Lan ne chercha plus à dissimuler son inquiétude pour apaiser ses compagnons. Il resta assis sur sa selle, presque nonchalant, mais Rand aurait juré qu’il captait tout ce qui se passait autour de lui, sentant même la respiration de chacun des voyageurs qui l’accompagnaient.
Il fit tourner Mandarb autour de la plaque puis s’en éloigna, tendu comme s’il était prêt à attaquer à tout moment – ou à riposter à une agression.
— Tout s’explique…, murmura Moiraine. Et j’en ai les sangs glacés. J’aurais dû m’en douter : la souillure et la détérioration… C’était évident !
— De quoi parles-tu ? demanda Nynaeve.
— Qu’est-ce que c’était ? lui fit écho Loial. Qui a fait ça ? Je n’ai jamais entendu parler d’une chose pareille.
L’Aes Sedai fit calmement face à ses deux interlocuteurs.
— Des Trollocs… Ou des Blafards… Ce sont des runes trollocs, en tout cas… Les monstres ont trouvé un moyen de voyager sur les Chemins. C’est sans doute comme ça qu’ils ont pu débouler à Deux-Rivières sans que nul les remarque. Il y avait un Portail à Manetheren et il en reste au moins un dans la Flétrissure. (Elle regarda Lan, presque trop loin du groupe pour que la lumière des lanternes puisse encore l’éclairer.) Manetheren n’est plus, mais quasiment rien ne peut détruire un Portail. Voilà comment les Myrddraals ont pu réunir une petite armée autour de Caemlyn sans éveiller les soupçons de toutes les nations qui séparent la Flétrissure d’Andor.
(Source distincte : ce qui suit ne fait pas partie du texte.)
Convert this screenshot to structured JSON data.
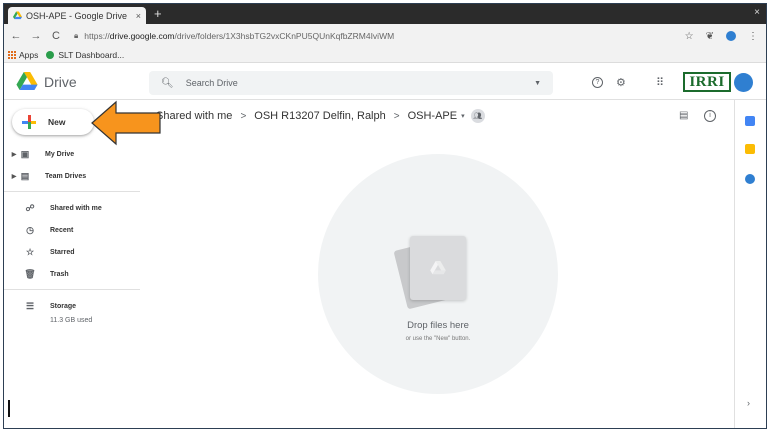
{
  "browser": {
    "tab_title": "OSH-APE - Google Drive",
    "tab_close": "×",
    "new_tab": "+",
    "window_close": "×",
    "nav_back": "←",
    "nav_forward": "→",
    "nav_reload": "C",
    "url_scheme": "https://",
    "url_domain": "drive.google.com",
    "url_path": "/drive/folders/1X3hsbTG2vxCKnPU5QUnKqfbZRM4IviWM",
    "star": "☆",
    "menu": "⋮",
    "bookmarks": [
      "Apps",
      "SLT Dashboard..."
    ]
  },
  "drive": {
    "logo_text": "Drive",
    "search_placeholder": "Search Drive",
    "help_icon": "?",
    "settings_icon": "⚙",
    "apps_icon": "⠿",
    "org_logo_text": "IRRI"
  },
  "sidebar": {
    "new_label": "New",
    "items": [
      {
        "label": "My Drive",
        "icon": "my-drive-icon"
      },
      {
        "label": "Team Drives",
        "icon": "team-drives-icon"
      },
      {
        "label": "Shared with me",
        "icon": "shared-icon"
      },
      {
        "label": "Recent",
        "icon": "recent-icon"
      },
      {
        "label": "Starred",
        "icon": "star-icon"
      },
      {
        "label": "Trash",
        "icon": "trash-icon"
      },
      {
        "label": "Storage",
        "icon": "storage-icon"
      }
    ],
    "storage_used": "11.3 GB used"
  },
  "breadcrumb": {
    "items": [
      "Shared with me",
      "OSH R13207 Delfin, Ralph",
      "OSH-APE"
    ],
    "separator": ">",
    "dropdown": "▾"
  },
  "dropzone": {
    "title": "Drop files here",
    "subtitle": "or use the \"New\" button."
  },
  "colors": {
    "accent_blue": "#2f7fd1",
    "arrow_orange": "#f7941d",
    "irri_green": "#1b6b2c"
  }
}
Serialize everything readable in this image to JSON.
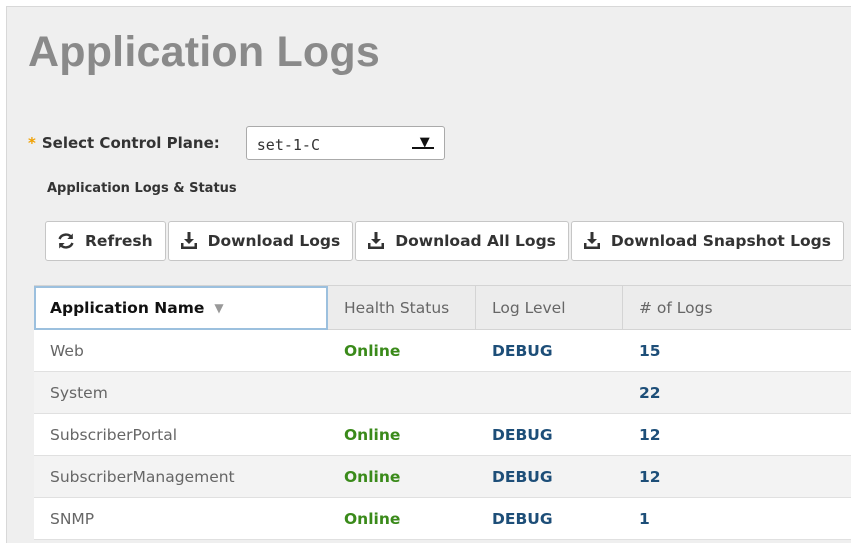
{
  "page": {
    "title": "Application Logs"
  },
  "control_plane": {
    "required_marker": "*",
    "label": "Select Control Plane:",
    "selected": "set-1-C"
  },
  "section": {
    "title": "Application Logs & Status"
  },
  "toolbar": {
    "buttons": [
      {
        "label": "Refresh",
        "icon": "refresh-icon"
      },
      {
        "label": "Download Logs",
        "icon": "download-icon"
      },
      {
        "label": "Download All Logs",
        "icon": "download-icon"
      },
      {
        "label": "Download Snapshot Logs",
        "icon": "download-icon"
      }
    ]
  },
  "table": {
    "columns": [
      "Application Name",
      "Health Status",
      "Log Level",
      "# of Logs"
    ],
    "sort_icon": "caret-down-icon",
    "rows": [
      {
        "name": "Web",
        "health": "Online",
        "level": "DEBUG",
        "count": "15"
      },
      {
        "name": "System",
        "health": "",
        "level": "",
        "count": "22"
      },
      {
        "name": "SubscriberPortal",
        "health": "Online",
        "level": "DEBUG",
        "count": "12"
      },
      {
        "name": "SubscriberManagement",
        "health": "Online",
        "level": "DEBUG",
        "count": "12"
      },
      {
        "name": "SNMP",
        "health": "Online",
        "level": "DEBUG",
        "count": "1"
      }
    ]
  },
  "colors": {
    "title": "#8a8a8a",
    "online": "#3a8a1a",
    "debug": "#1d4e78",
    "required": "#f0a000"
  }
}
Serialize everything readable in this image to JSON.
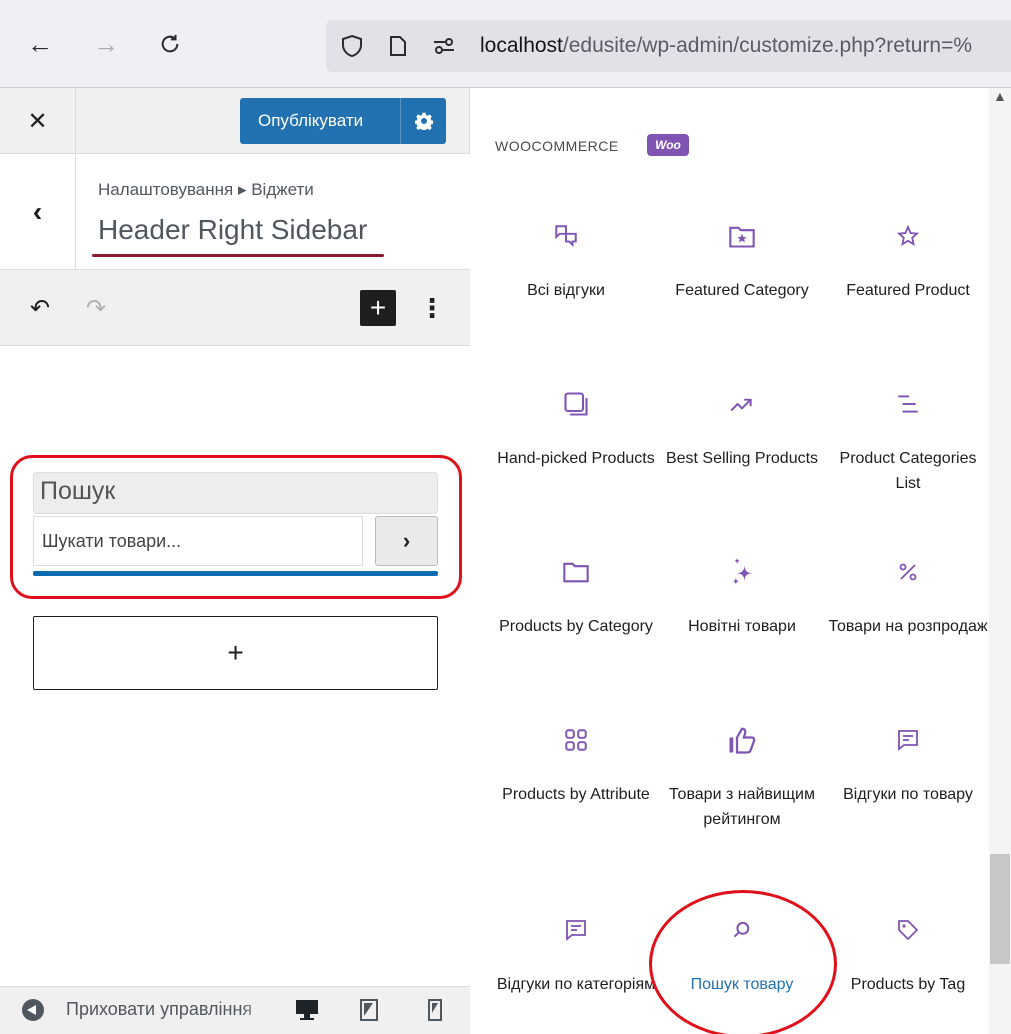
{
  "browser": {
    "url_host": "localhost",
    "url_path": "/edusite/wp-admin/customize.php?return=%"
  },
  "customizer": {
    "publish_label": "Опублікувати",
    "breadcrumb": "Налаштовування ▸ Віджети",
    "section_title": "Header Right Sidebar",
    "collapse_label": "Приховати управління"
  },
  "search_widget": {
    "title": "Пошук",
    "placeholder": "Шукати товари..."
  },
  "inserter": {
    "category_label": "WOOCOMMERCE",
    "badge": "Woo",
    "accent_color": "#7f54b3",
    "blocks": [
      {
        "label": "Всі відгуки",
        "icon": "comments-icon"
      },
      {
        "label": "Featured Category",
        "icon": "folder-star-icon"
      },
      {
        "label": "Featured Product",
        "icon": "star-icon"
      },
      {
        "label": "Hand-picked Products",
        "icon": "stacked-squares-icon"
      },
      {
        "label": "Best Selling Products",
        "icon": "trending-up-icon"
      },
      {
        "label": "Product Categories List",
        "icon": "list-icon"
      },
      {
        "label": "Products by Category",
        "icon": "folder-icon"
      },
      {
        "label": "Новітні товари",
        "icon": "sparkles-icon"
      },
      {
        "label": "Товари на розпродаж",
        "icon": "percent-icon"
      },
      {
        "label": "Products by Attribute",
        "icon": "grid-icon"
      },
      {
        "label": "Товари з найвищим рейтингом",
        "icon": "thumbs-up-icon"
      },
      {
        "label": "Відгуки по товару",
        "icon": "comment-icon"
      },
      {
        "label": "Відгуки по категоріям",
        "icon": "comment-icon"
      },
      {
        "label": "Пошук товару",
        "icon": "search-icon"
      },
      {
        "label": "Products by Tag",
        "icon": "tag-icon"
      }
    ]
  }
}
L’Aes Sedai marqua une courte pause, se tapotant les lèvres d’un index.
— Mais nos ennemis ne connaissent pas tous les itinéraires possibles. Sinon, ils seraient entrés à Caemlyn par le Portail que nous avons utilisé pour en sortir. N’est-ce pas ?
Rand en frissonna de la tête aux pieds. Avoir fait tant d’efforts pour se trouver au milieu de centaines de monstres – voire de milliers – assoiffés de sang humain. Des bêtes fauves prêtes à tout pour faire souffrir ceux dont elles n’étaient que la grotesque contrefaçon…
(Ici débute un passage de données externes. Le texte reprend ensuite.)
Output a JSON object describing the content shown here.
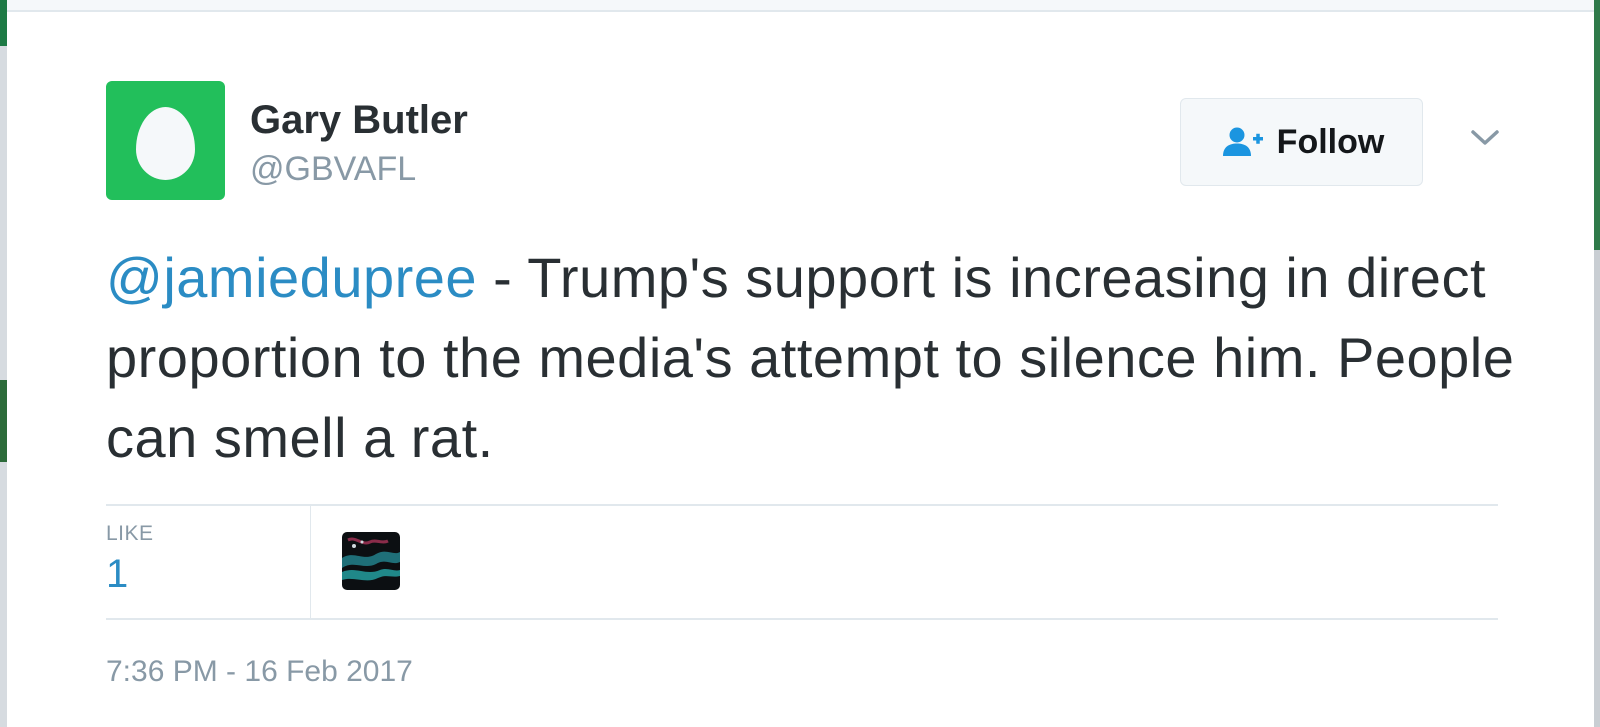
{
  "tweet": {
    "author": {
      "display_name": "Gary Butler",
      "screen_name": "@GBVAFL",
      "avatar_icon": "default-egg-avatar-icon",
      "avatar_color": "#22bf5b"
    },
    "follow_button": {
      "label": "Follow",
      "icon": "follow-user-icon"
    },
    "menu_icon": "chevron-down-icon",
    "text": {
      "mention": "@jamiedupree",
      "body": " - Trump's support is increasing in direct proportion to the media's attempt to silence him. People can smell a rat."
    },
    "stats": {
      "like_label": "LIKE",
      "like_count": "1"
    },
    "liker_avatar_icon": "liker-avatar-icon",
    "timestamp": "7:36 PM - 16 Feb 2017"
  },
  "colors": {
    "link": "#2b8cc4",
    "text": "#292f33",
    "muted": "#8899a6",
    "divider": "#e1e8ed"
  }
}
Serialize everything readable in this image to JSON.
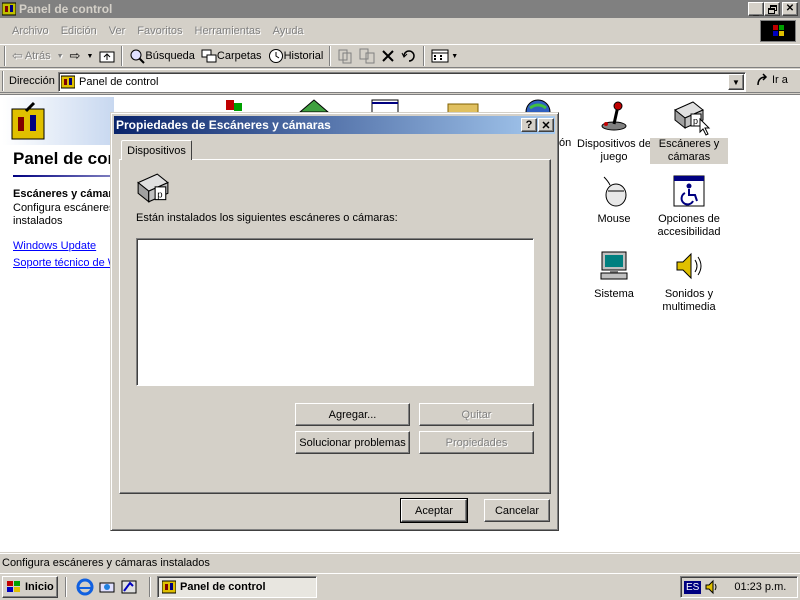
{
  "window": {
    "title": "Panel de control",
    "controls": {
      "minimize": "_",
      "maximize": "▫",
      "close": "✕"
    }
  },
  "menu": [
    "Archivo",
    "Edición",
    "Ver",
    "Favoritos",
    "Herramientas",
    "Ayuda"
  ],
  "toolbar": {
    "back": "Atrás",
    "search": "Búsqueda",
    "folders": "Carpetas",
    "history": "Historial"
  },
  "address": {
    "label": "Dirección",
    "value": "Panel de control",
    "go": "Ir a"
  },
  "leftpane": {
    "title": "Panel de control",
    "item_title": "Escáneres y cámaras",
    "item_desc_1": "Configura escáneres y cámaras",
    "item_desc_2": "instalados",
    "link_update": "Windows Update",
    "link_support": "Soporte técnico de Windows"
  },
  "partial_label": "ón",
  "items": [
    {
      "label_1": "Dispositivos de",
      "label_2": "juego",
      "icon": "joystick-icon"
    },
    {
      "label_1": "Escáneres y",
      "label_2": "cámaras",
      "icon": "scanner-icon",
      "selected": true
    },
    {
      "label_1": "Mouse",
      "label_2": "",
      "icon": "mouse-icon"
    },
    {
      "label_1": "Opciones de",
      "label_2": "accesibilidad",
      "icon": "accessibility-icon"
    },
    {
      "label_1": "Sistema",
      "label_2": "",
      "icon": "computer-icon"
    },
    {
      "label_1": "Sonidos y",
      "label_2": "multimedia",
      "icon": "speaker-icon"
    }
  ],
  "statusbar": "Configura escáneres y cámaras instalados",
  "dialog": {
    "title": "Propiedades de Escáneres y cámaras",
    "help": "?",
    "close": "✕",
    "tab": "Dispositivos",
    "description": "Están instalados los siguientes escáneres o cámaras:",
    "buttons": {
      "add": "Agregar...",
      "remove": "Quitar",
      "troubleshoot": "Solucionar problemas",
      "properties": "Propiedades",
      "ok": "Aceptar",
      "cancel": "Cancelar"
    }
  },
  "taskbar": {
    "start": "Inicio",
    "task": "Panel de control",
    "lang": "ES",
    "clock": "01:23 p.m."
  },
  "colors": {
    "dialog_title_start": "#0a246a",
    "dialog_title_end": "#a6caf0",
    "inactive_title": "#808080",
    "face": "#d4d0c8"
  }
}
— Emprunter les Chemins n’est pas facile pour eux ! lança soudain le Champion.
Sa lanterne était à moins de vingt pas de ses amis. Pourtant, on apercevait à peine une faible lueur qui semblait très lointaine. Moiraine se dirigea vers cette balise vacillante.
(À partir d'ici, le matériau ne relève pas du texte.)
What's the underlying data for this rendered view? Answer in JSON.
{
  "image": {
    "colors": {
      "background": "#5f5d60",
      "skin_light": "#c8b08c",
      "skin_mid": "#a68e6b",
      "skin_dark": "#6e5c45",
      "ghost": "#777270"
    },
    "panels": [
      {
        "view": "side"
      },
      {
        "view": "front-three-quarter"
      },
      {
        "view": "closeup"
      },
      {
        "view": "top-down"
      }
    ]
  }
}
Tous les autres la suivirent. Lorsqu’il vit ce que Lan avait découvert, Rand regretta d’avoir l’estomac plein. Au pied d’un pont, des cadavres de Trollocs, pétrifiés alors qu’ils zébraient l’air avec leur hache ou leur étrange épée à la lame incurvée, étaient à moitié ensevelis dans la roche anormalement gonflée. De grosses bulles en hérissaient la surface, comme si le sol avait bouillonné. Certaines ayant explosé, on apercevait d’autres ignobles gueules de monstres à jamais figées sur un cri de terreur muet.
Rand entendit quelqu’un vomir derrière lui. Pour ne pas s’y mettre aussi, il dut produire un effort surhumain. Même pour des Trollocs, c’était une abominable façon de mourir.
Quelques pas après le charnier, le pont s’arrêtait abruptement. La colonne signalétique, devant l’ouvrage, avait été brisée en mille morceaux…
Loial sauta à terre, gardant en permanence un œil sur les Trollocs, comme s’ils pouvaient revenir à la vie. S’intéressant à la colonne vandalisée, il tenta de déchiffrer ce qui restait de l’inscription, puis remonta très vite en selle.
— C’est… enfin, c’était le premier pont qui conduit à Tar Valon, à partir d’ici.
Détournant la tête des Trollocs, Mat s’essuyait le coin de la bouche du revers de la main. Voyant qu’Egwene se cachait le visage dans les mains, Rand approcha d’elle et lui tapota gentiment l’épaule. La jeune fille se tourna vers lui et lui saisit le bras, le serrant très fort. Rand sentit qu’elle tremblait comme une feuille. Afin de la rassurer, il s’efforça de maîtriser ses propres tremblements nerveux.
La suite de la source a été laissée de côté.